Thomas Jefferson was a fanatic on the subject of sound money. He viewed emissions of paper money with unmitigated horror.

For he saw what we have seen all too often over the past 13 years, and which we must certainly see again before long: a flood of increasingly worthless paper causing “a general demoralization of the nation, a filching from industry of its honest earnings, wherewith to build up palaces, and raise gambling stock for swindlers and shavers, who are to close their career of piracies by fraudulent bankruptcies.”

For Jefferson, deficit spending was simply and unarguably immoral. Government debt would, he believed, lead us into an “English career of debt, corruption and rottenness, closing with revolution.” His prescription was straightforward: hold government expenditures to a minimum, raise the funds to meet those expenditures by taxation, and plan to collect a surplus to extinguish the public debt. He even advocated a constitutional amendment prohibiting the federal government from incurring debt at all and denied that government had the power to make paper money legal tender for private debts.

When our present day leaders — of both parties — accept the idea that they can run enormous federal deficits year after year, when they accept the idea that printing new money is less painful than cutting spending or raising taxes, they accept ideas that Jefferson would have branded not only as economically disastrous, but as morally repugnant.

John McClaughry is vice president of the Ethan Allen Institute. Reprinted with permission from the Ethan Allen Institute Blog.

Image courtesy of Public domain

2 thoughts on “McClaughry: Thomas Jefferson and public debt

  1. A footnote to Jefferson’s aversion to public debt was his handling of his own private debt throughout his lifetime…….Jefferson died $107,000 in debt or the equivalent of $2,000,000 today…….His family had to sell Monticello and everything else he owned to pay off his debt…..The sale of Jefferson’s assets couldn’t cover what he owed…….He sadly died bankrupt.

    The irony of all this is that Jefferson’s Monticello, a historic landmark, attracts 440,000 visitors generating $47 million annually for the local economy.

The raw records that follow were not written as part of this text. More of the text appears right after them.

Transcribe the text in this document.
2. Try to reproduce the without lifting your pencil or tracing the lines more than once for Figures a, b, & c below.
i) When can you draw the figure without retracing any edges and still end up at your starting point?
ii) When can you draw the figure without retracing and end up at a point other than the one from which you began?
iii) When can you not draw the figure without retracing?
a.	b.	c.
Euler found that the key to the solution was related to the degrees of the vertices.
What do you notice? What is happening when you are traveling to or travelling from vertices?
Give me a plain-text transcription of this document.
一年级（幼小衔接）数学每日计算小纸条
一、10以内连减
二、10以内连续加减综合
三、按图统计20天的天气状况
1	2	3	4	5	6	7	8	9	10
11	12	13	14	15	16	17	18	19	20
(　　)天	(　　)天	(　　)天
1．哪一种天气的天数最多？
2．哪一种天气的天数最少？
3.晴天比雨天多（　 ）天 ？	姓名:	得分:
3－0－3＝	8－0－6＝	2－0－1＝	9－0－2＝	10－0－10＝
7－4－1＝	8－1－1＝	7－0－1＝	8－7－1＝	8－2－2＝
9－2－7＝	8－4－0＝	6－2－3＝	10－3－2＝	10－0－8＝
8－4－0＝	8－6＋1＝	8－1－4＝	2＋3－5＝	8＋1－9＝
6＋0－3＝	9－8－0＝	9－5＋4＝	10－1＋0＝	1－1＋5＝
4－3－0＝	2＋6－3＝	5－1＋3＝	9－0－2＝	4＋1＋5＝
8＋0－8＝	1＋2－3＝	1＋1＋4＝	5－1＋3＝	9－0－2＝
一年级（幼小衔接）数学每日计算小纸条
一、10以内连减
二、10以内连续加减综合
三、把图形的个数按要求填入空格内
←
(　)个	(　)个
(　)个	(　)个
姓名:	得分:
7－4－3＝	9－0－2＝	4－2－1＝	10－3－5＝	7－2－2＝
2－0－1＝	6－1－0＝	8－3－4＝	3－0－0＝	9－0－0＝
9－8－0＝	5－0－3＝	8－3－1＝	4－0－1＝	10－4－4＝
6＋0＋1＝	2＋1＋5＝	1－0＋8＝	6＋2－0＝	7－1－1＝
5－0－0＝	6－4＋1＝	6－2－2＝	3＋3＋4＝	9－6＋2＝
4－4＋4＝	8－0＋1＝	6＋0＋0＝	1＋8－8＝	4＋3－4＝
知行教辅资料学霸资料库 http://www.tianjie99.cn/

  2. Whoever owns the debt (be they the banks and the brokers and their wealthy clients), they will be the ultimate losers, because they were foolish enough to lend Whimpy the money to buy a hamburger today with nothing more than his promise to ‘gladly pay them back on Tuesday’. But because the hamburger will have been eaten before Tuesday rolls around, the banks and the brokers and their wealthy clients will have only a pile of you know what to show for their investment.

    And as paper money becomes worthless, other currencies will take its place.

    So, choose your ‘big short’ wisely, Grasshopper.